Ivanov est un noble, un universitaire qui n’a rien de remarquable; c’est une nature émotive, ardente, qui se laisse facilement emporter par ses passions, honnête et droite comme la plupart des nobles cultivés. Il a vécu dans sa propriété et a siégé à l’assemblée territoriale. Cet homme se jette dans le feu de l’action ; les bancs de l’école à peine quittés, il prend sur ses épaules un fardeau trop lourd pour lui, se consacre aux écoles, aux paysans, à l’exploitation rationnelle, fait des discours, écrit au ministre, combat le mal, applaudit le bien, aime, non pas simplement et n’importe comment, mais toujours, ou des bas-bleus, ou des psychopathes, ou des juives, ou même des prostituées qu’il sauve…
À trente, trente-cinq ans, il commence à éprouver lassitude et ennui: «Si on me regarde de l’extérieur, c’est sûrement terrible, je ne comprends pas moi-même ce qui se passe en moi…» Lorsqu’ils se retrouvent dans une telle situation,
les gens étroits d’esprit et malhonnêtes en rejettent en général toute la faute sur le milieu, ou bien ils s’installent dans le groupe des « hommes en trop », des « Hamlet », et se contentent de cela. Ivanov, lui, parle d’une faute qu’il aurait commise, et le sentiment de culpabilité croît en lui à chaque nouveau choc : « Jour et nuit ma conscience me torture, je sens que je suis profondément coupable, mais en quoi consiste exactement ma faute, je ne le comprends pas… »
À l’épuisement, à l’ennui et au sentiment de culpabilité, ajoutez encore un ennemi. C’est la solitude. Personne n’a rien à faire de ce qu’il ressent et du changement qui s’opère en lui. Il est seul. De longs hivers, de longues soirées, un jardin désert, des pièces désertes, un comte bougon, une femme malade… nulle part où aller. C’est pourquoi à chaque minute le torture la question: que faire de soi?
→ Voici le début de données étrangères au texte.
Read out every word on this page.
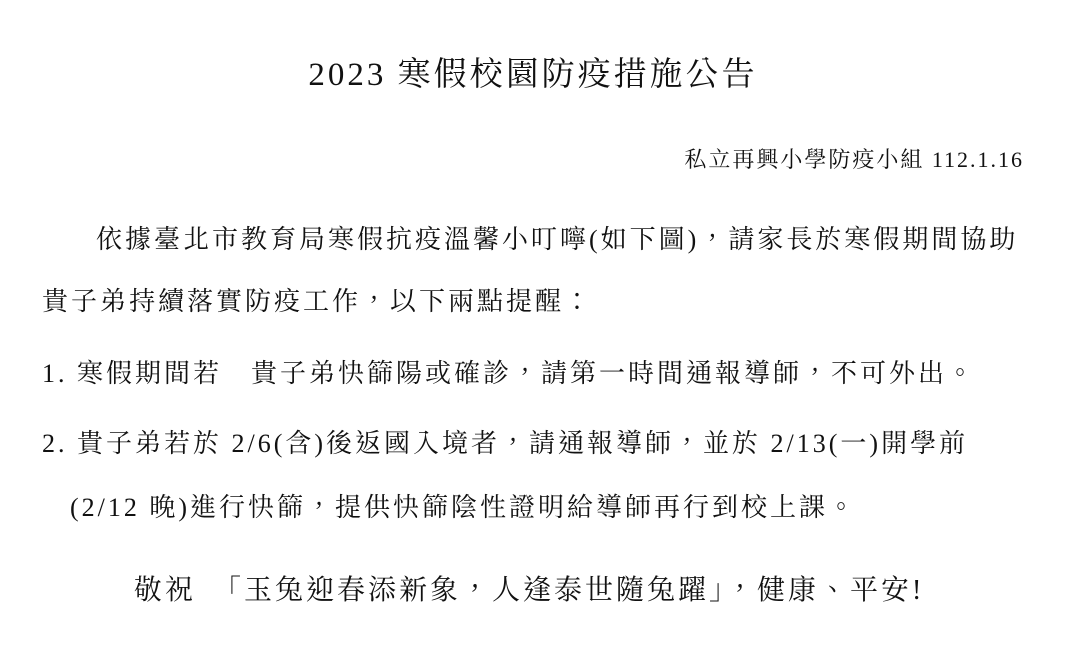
2023 寒假校園防疫措施公告
私立再興小學防疫小組 112.1.16

依據臺北市教育局寒假抗疫溫馨小叮嚀(如下圖)，請家長於寒假期間協助

貴子弟持續落實防疫工作，以下兩點提醒：

1. 寒假期間若　貴子弟快篩陽或確診，請第一時間通報導師，不可外出。

2. 貴子弟若於 2/6(含)後返國入境者，請通報導師，並於 2/13(一)開學前

(2/12 晚)進行快篩，提供快篩陰性證明給導師再行到校上課。

敬祝　「玉兔迎春添新象，人逢泰世隨兔躍」，健康、平安!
Des gens comme Ivanov ne résolvent pas les problèmes, mais ploient sous leur poids. La déception, l’apathie, la fragilité nerveuse et la fatigue sont la conséquence inévitable d’une trop grande exaltation, or cette exaltation est le
propre de notre jeunesse.
Passons au docteur Lvov. C’est le type même de l’homme honnête, droit, ardent, mais étroit d’esprit. Il regarde chaque événement, chaque personne à travers un cadre étroit et juge de façon préconçue. Ivanov et Lvov se présentent à
mon imagination comme des hommes vivants. Je vous le dis en mon âme et conscience, sincèrement, ces hommes ne sont pas nés dans ma tête de l’écume de la mer, d’idées préconçues, d’ « intellectualisme», par hasard. Ils sont le résultat de l’observation et de l’étude de la vie. Si le public sort du théâtre avec la conviction que les Ivanov sont des salauds et les docteurs Lvov de grands hommes, alors il me faudra prendre ma retraite et envoyer ma plume au diable.